We were the survivors. We had made the trip, one more time, from late August to mid-December and we were still standing. We came together to send one another off into the holiday void with the grim understanding that it would start all over again in just a couple of weeks. We all carried with us the voice of not-so-quiet reason, the woman who runs our cafeteria, "You're gonna wake up in two weeks and it'll be like it never happened."
Which had the effect of making me think back on the last decade-plus of Holly Daze hosted at our house for wayward school employees and their families and pets. I tried to remember everyone who had made their way into my living room for the decompression that comes with Christmas Break. I tried to recall all the times we spent in front of the Karaoke screen, searching for something we could all agree was the perfect song for a group of teachers to sing at the top of their lungs when they were finally allowed to.
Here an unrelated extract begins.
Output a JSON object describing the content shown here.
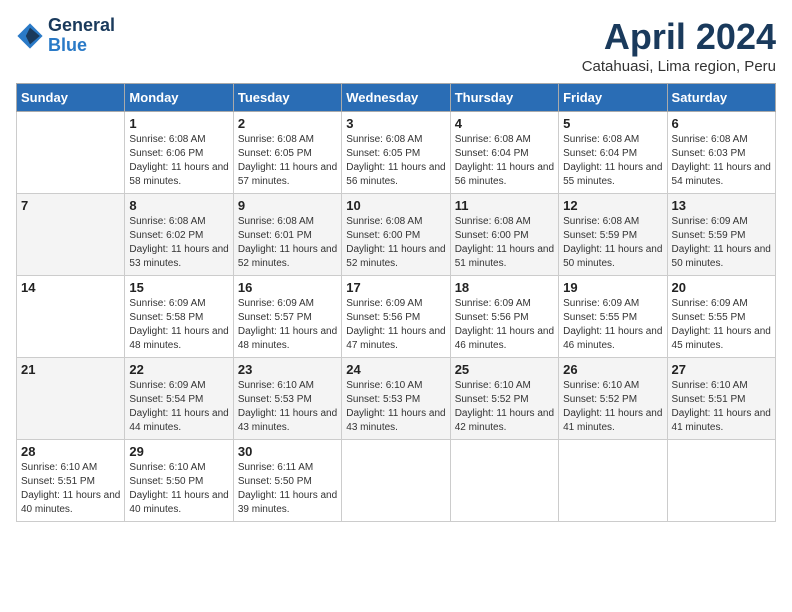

There were those who preferred Salt 'n' Pepa to my suggestion of Styx's "Come Sail Away," but it was never taken completely seriously. There was a crew we had seven or eight years ago who would keep the ball rolling until well past our normal bedtimes. These days, there is still enough energy left in all of us to clean the kitchen before we turn in. We still have our newbies, the ones fresh out of teacher school who know how to keep up with the veterans, but they have kids who need to go home and get ready for the rest of their vacation. And we have a son who will now sit down and have a beer with our guests when he used to hide in the back room, only coming out to get a plate of food and then retreat to the relative safety of the TV and video games. He now prefers the company of adults, since he is a nascent one.
In another ten years we could have a greatest hits gathering on the occasion of my pending retirement. Get all those characters out of the past and bring them back in front of the Karaoke player one more time. Before we wake up and it's like it never happened.